During the last four days I was busy with the actual materialization of the Astrostatistics Summer School Crete 2019, which took place at the University of Crete, in Heraklion (18-21 June 2019). My duties were mainly those of the Teaching Assistant and I contributed with a short presentation of the Random Forests method for classification. Unfortunately I didn’t have the time to post more on this school, so I ended up doing something only today, at the very last day!
In summary this is/was a school for graduate and early-stage post-docs to get a grasp of the modern field of Astrostatistics, which practically means the application of statistics in Astronomy which incorporates also machine-learning techniques. Topics include: Intro to Python and Jupyter notebook, linear regression, classical statistical distribution tests and hypothesis testing, Bayesian statistics, Markov-Chain Monte Carlo, machine learning classification/regression/clustering, time series analysis.

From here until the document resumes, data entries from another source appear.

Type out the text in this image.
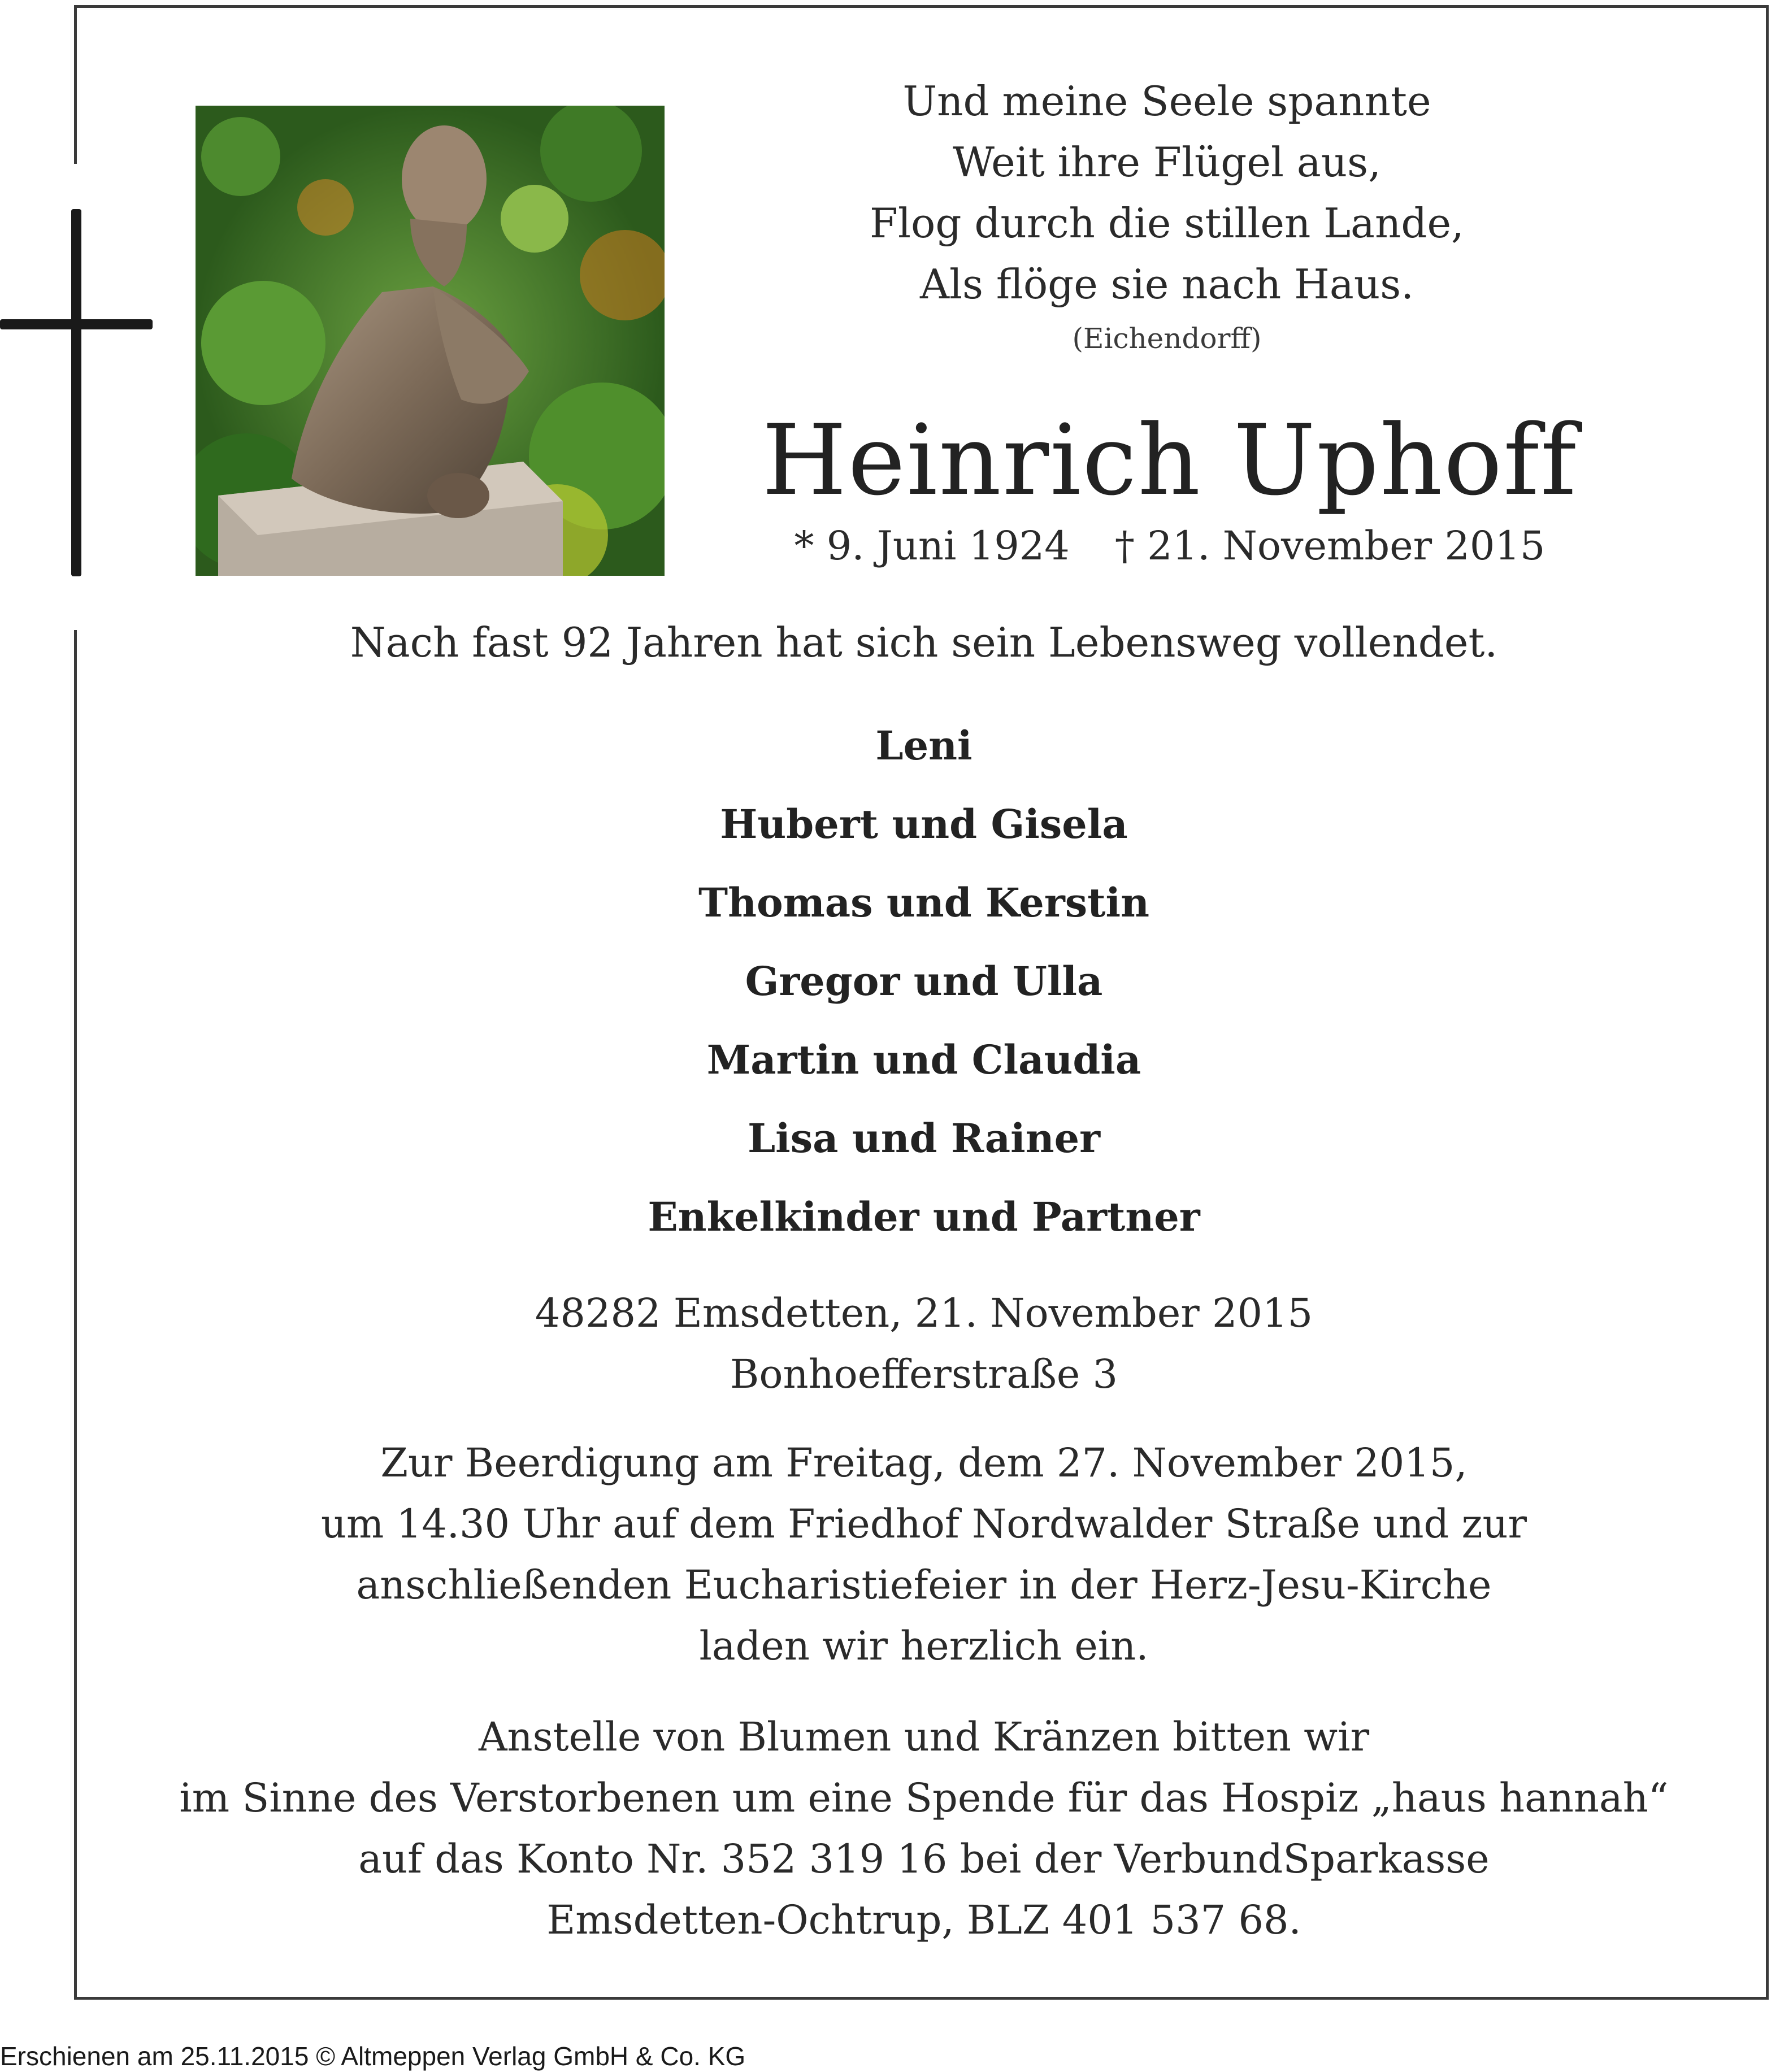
Und meine Seele spannte
Weit ihre Flügel aus,
Flog durch die stillen Lande,
Als flöge sie nach Haus.
(Eichendorff)
Heinrich Uphoff
* 9. Juni 1924 † 21. November 2015
Nach fast 92 Jahren hat sich sein Lebensweg vollendet.
Leni
Hubert und Gisela
Thomas und Kerstin
Gregor und Ulla
Martin und Claudia
Lisa und Rainer
Enkelkinder und Partner
48282 Emsdetten, 21. November 2015
Bonhoefferstraße 3
Zur Beerdigung am Freitag, dem 27. November 2015,
um 14.30 Uhr auf dem Friedhof Nordwalder Straße und zur
anschließenden Eucharistiefeier in der Herz-Jesu-Kirche
laden wir herzlich ein.
Anstelle von Blumen und Kränzen bitten wir
im Sinne des Verstorbenen um eine Spende für das Hospiz „haus hannah“
auf das Konto Nr. 352 319 16 bei der VerbundSparkasse
Emsdetten-Ochtrup, BLZ 401 537 68.
Erschienen am 25.11.2015 © Altmeppen Verlag GmbH & Co. KG
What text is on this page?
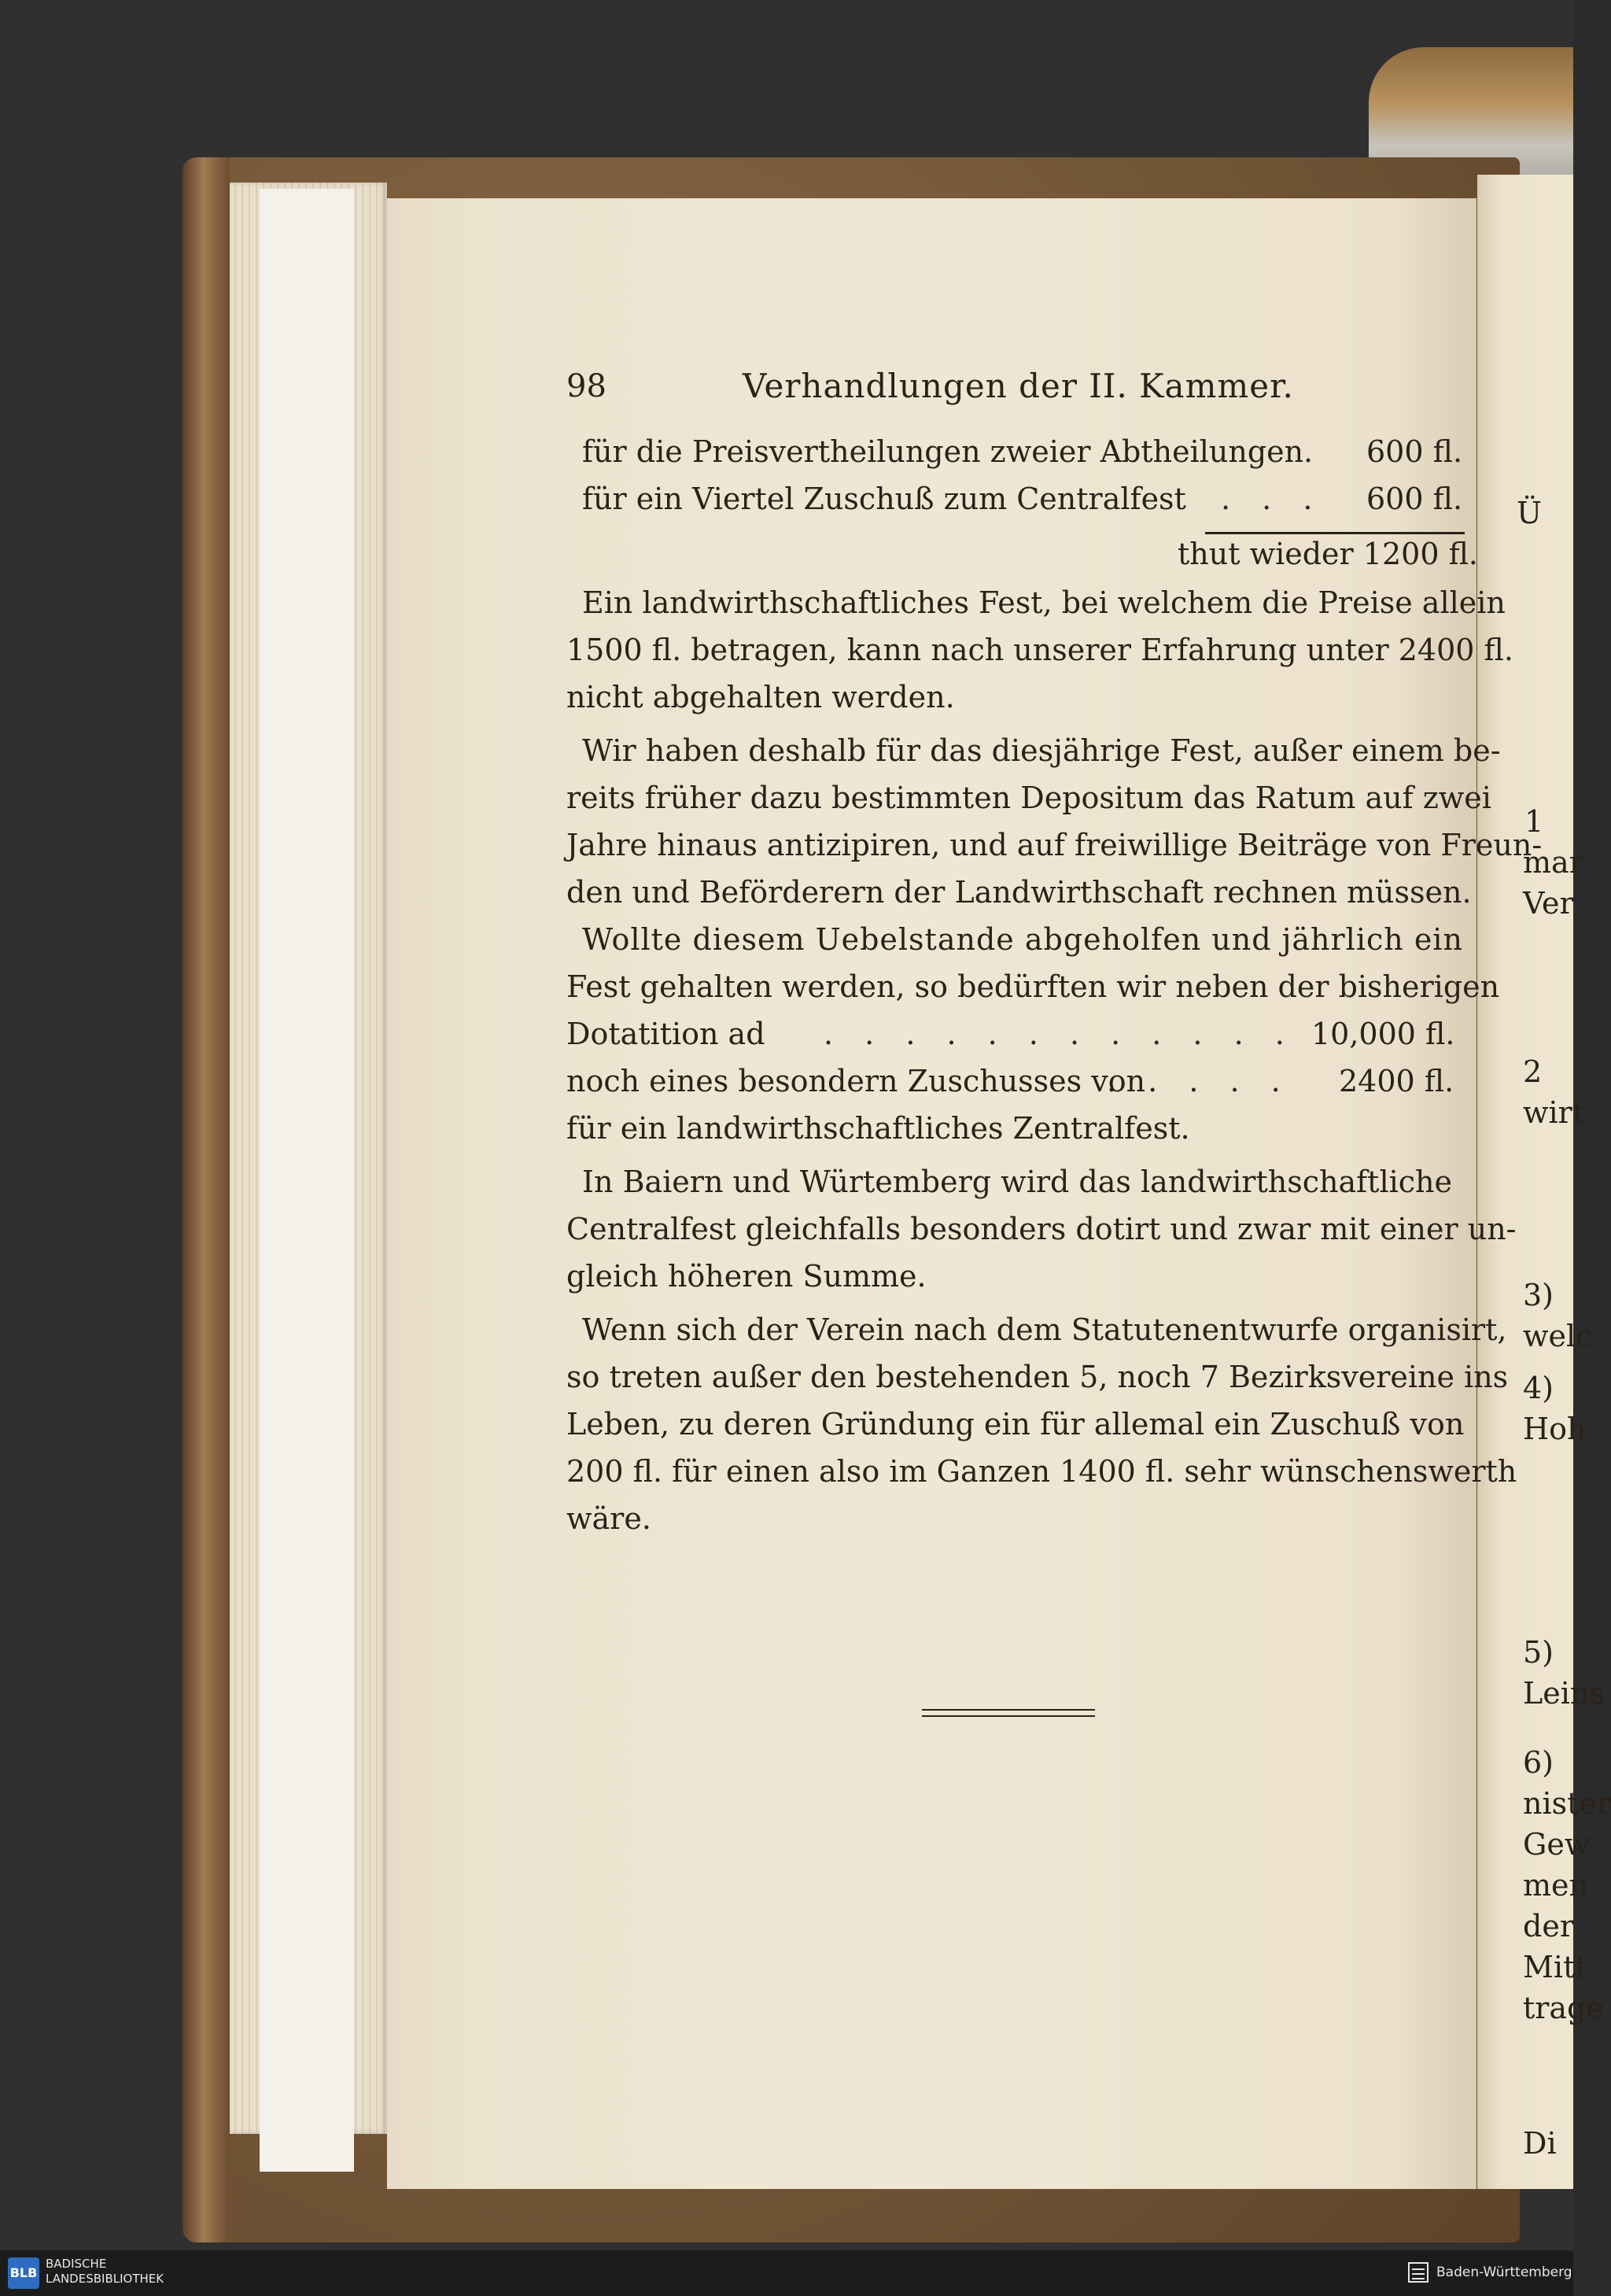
Ü
1
mar
Ver
2
wirt
3)
welc
4)
Hoh
5)
Leins
6)
nister
Gew
men
der
Mitt
trage
Di
98	Verhandlungen der II. Kammer.
für die Preisvertheilungen zweier Abtheilungen . 600 fl.
für ein Viertel Zuschuß zum Centralfest . . . 600 fl.
thut wieder 1200 fl.
Ein landwirthschaftliches Fest, bei welchem die Preise allein
1500 fl. betragen, kann nach unserer Erfahrung unter 2400 fl.
nicht abgehalten werden.
Wir haben deshalb für das diesjährige Fest, außer einem be-
reits früher dazu bestimmten Depositum das Ratum auf zwei
Jahre hinaus antizipiren, und auf freiwillige Beiträge von Freun-
den und Beförderern der Landwirthschaft rechnen müssen.
Wollte diesem Uebelstande abgeholfen und jährlich ein
Fest gehalten werden, so bedürften wir neben der bisherigen
Dotatition ad . . . . . . . . . . . . 10,000 fl.
noch eines besondern Zuschusses von
. . . . . 2400 fl.
für ein landwirthschaftliches Zentralfest.
In Baiern und Würtemberg wird das landwirthschaftliche
Centralfest gleichfalls besonders dotirt und zwar mit einer un-
gleich höheren Summe.
Wenn sich der Verein nach dem Statutenentwurfe organisirt,
so treten außer den bestehenden 5, noch 7 Bezirksvereine ins
Leben, zu deren Gründung ein für allemal ein Zuschuß von
200 fl. für einen also im Ganzen 1400 fl. sehr wünschenswerth
wäre.
BLB
BADISCHE
LANDESBIBLIOTHEK	Baden-Württemberg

The school is split in “teaching”/explanatory parts (through Jupyter notebooks though where you could also interact and run the examples) and practical workshops, where important hands-on experience with all the tools presented was provided (and hopefully gained!). However, I think the importance lies in the fact that all the material is publicly available through a github repository: https://github.com/astrostatistics-in-crete (including the notebooks with the introduction notes, the exercises in the workshops, and the data). So this is a valuable source both for students of the school, as well as others interested to try and experiment with these tools.